El club puede ser sentimiento, orgullo (pertenencia), espíritu. Pero es sobre todo organización, gestión. Se necesitan muchas horas de trabajo: coordinación, reuniones y asambleas también forman parte del club. La adrenalina que generan las competiciones, las victorias o las frustraciones es fundamental, pero no suficiente para mantener el club. El día a día, el trabajo invisible, es lo que lo sustenta: gestión del presupuesto, planificación de la cancha, cuidado del material… La coordinación y el reparto de tareas son aspectos claves.

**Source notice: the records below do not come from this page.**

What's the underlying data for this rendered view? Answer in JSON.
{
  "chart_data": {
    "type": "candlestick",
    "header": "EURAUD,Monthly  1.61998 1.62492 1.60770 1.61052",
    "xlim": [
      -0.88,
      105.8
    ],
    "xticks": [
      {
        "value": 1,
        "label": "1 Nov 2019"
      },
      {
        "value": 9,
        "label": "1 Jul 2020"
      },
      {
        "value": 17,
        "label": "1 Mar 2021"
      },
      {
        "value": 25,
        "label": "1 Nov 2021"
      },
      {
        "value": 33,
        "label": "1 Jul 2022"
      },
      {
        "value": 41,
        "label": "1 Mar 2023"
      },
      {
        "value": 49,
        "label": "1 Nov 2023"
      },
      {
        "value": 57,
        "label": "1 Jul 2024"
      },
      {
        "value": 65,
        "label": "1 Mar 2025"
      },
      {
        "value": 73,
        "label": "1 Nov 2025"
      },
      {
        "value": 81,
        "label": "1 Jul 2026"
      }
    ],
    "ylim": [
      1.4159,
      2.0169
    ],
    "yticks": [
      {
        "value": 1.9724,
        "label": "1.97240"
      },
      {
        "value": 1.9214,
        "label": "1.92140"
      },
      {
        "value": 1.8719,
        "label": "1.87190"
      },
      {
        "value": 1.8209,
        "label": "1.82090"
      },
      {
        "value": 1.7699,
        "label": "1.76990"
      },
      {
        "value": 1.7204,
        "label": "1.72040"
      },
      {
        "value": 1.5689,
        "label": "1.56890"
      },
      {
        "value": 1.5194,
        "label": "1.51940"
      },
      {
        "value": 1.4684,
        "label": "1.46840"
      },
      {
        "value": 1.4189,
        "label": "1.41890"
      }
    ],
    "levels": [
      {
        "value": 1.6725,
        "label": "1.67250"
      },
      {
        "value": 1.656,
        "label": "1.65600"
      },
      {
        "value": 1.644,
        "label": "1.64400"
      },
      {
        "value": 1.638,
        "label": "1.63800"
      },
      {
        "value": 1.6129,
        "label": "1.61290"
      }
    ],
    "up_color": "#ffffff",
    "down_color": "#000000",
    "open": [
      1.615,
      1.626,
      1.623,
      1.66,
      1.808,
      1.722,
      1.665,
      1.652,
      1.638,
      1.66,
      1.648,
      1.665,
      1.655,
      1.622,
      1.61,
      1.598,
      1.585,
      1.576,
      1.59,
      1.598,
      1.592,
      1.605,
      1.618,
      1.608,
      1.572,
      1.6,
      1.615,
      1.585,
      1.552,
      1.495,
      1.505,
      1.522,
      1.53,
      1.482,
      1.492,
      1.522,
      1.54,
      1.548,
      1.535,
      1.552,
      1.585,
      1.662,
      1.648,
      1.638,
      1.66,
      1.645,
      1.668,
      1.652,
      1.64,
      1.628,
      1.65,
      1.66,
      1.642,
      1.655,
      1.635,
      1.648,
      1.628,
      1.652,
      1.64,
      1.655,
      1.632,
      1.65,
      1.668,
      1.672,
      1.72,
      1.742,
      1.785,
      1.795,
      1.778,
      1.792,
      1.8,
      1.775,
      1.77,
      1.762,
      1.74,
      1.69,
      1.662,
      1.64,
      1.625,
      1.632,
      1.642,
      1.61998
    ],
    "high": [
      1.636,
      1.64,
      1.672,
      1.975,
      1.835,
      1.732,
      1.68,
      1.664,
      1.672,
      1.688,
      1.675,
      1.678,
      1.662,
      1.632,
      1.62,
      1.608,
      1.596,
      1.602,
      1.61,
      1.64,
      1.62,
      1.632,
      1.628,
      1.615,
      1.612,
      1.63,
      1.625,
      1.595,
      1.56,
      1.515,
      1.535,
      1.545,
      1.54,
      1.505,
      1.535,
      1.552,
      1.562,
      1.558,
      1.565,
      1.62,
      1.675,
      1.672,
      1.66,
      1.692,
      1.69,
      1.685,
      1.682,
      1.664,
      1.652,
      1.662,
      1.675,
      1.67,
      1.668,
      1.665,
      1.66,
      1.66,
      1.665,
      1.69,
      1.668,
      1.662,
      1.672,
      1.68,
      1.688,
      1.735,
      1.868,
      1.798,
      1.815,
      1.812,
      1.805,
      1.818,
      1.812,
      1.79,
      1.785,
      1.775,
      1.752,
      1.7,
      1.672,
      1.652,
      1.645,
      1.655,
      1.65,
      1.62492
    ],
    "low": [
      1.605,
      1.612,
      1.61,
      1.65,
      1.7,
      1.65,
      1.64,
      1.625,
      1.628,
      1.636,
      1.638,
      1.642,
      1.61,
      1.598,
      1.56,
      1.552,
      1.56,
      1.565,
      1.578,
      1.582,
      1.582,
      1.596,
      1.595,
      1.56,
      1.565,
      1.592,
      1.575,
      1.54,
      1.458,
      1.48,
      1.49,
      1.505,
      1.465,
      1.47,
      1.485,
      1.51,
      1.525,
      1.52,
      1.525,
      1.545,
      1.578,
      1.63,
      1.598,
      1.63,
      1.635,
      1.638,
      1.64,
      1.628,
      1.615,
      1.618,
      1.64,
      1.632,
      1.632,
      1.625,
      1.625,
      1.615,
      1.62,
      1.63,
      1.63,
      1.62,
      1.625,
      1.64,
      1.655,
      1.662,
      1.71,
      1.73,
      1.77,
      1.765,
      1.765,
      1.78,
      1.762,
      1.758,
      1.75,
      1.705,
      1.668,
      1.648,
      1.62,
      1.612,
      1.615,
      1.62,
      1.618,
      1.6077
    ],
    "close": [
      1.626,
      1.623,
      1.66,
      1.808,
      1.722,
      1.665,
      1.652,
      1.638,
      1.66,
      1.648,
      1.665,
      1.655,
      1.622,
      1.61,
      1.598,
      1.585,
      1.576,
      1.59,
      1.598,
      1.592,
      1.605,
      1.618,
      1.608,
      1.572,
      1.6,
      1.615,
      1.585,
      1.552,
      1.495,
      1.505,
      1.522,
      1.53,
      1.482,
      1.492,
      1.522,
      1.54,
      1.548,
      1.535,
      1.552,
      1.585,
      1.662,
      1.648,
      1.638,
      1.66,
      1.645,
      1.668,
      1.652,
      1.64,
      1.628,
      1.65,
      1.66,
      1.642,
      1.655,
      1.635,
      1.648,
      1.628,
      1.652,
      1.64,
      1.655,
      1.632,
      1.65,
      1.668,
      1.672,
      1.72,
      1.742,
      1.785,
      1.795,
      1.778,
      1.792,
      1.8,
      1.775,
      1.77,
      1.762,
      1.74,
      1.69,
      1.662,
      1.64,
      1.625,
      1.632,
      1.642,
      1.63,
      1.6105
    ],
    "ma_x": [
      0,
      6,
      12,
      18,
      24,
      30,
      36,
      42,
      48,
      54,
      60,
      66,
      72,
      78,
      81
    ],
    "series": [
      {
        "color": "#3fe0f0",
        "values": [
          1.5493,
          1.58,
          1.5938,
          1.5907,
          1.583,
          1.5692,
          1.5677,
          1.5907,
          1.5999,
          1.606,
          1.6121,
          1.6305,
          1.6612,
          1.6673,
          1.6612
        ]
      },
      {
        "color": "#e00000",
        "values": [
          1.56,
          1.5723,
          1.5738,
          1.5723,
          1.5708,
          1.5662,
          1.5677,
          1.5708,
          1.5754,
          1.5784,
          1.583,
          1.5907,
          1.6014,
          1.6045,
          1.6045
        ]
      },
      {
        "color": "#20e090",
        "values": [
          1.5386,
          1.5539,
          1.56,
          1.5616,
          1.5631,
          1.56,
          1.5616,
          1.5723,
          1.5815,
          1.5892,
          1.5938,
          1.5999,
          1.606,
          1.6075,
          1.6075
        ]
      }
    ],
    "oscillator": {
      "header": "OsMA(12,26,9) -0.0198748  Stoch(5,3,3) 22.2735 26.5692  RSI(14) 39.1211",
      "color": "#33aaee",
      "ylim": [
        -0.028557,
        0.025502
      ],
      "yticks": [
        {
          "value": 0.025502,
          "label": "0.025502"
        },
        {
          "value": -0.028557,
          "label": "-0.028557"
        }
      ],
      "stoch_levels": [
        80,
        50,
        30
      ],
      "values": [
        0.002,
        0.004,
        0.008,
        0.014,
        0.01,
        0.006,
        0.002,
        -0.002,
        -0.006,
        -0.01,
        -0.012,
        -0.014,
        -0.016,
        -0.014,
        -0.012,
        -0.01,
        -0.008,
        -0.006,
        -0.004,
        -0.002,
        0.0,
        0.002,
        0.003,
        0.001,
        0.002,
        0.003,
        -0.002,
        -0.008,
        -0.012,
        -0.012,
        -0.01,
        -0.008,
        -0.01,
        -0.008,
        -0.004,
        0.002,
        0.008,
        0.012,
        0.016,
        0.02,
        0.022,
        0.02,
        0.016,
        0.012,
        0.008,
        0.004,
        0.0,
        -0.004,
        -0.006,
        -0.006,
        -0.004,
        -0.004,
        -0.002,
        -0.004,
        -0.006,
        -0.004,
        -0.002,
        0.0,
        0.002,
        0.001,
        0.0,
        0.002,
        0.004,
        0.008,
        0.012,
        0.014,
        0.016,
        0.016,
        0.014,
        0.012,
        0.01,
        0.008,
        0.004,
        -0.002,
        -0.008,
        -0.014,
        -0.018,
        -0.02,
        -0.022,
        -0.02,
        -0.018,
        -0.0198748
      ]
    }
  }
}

El club puede tener una única sección o varias. En todo caso, habrá diferentes equipos: femeninos, masculinos; infantiles, juveniles o senior. Hay que atender a todos y asegurar la coordinación. Ocuparse de la dinámica semanal, y de las rutinas del fin de semana. Planificar la temporada presente, y la siguiente. Inmersas/os en este círculo vicioso de quehaceres, los momentos “de club” resultan imprescindibles. Son los momentos de aparecer como equipo y celebrar: somos una familia, un grupo de amigas/os, pero también una institución, un club. Somos un nombre y un símbolo. En la intimidad del vestuario, en los viajes en autobús, en el día del club, en los rituales asociados a las fiestas del pueblo/ciudad, en carnaval. Son momentos para ser club. Igualmente, las sedes, oficinas y resto de espacios propios (campos, bar) son necesarios para la institucionalización. Lo mismo que el colectivo de personas socias.
Personas socias: deportistas, entrenadoras/es y aficionadas/os, se pondrán la camiseta del club, se vestirán con los colores del club, cantarán el himno, llenarán las gradas. En estos casos, la competición se convierte en un elemento poderoso, generador de una energía que, en el día a día, estructura, organiza y consolida el club.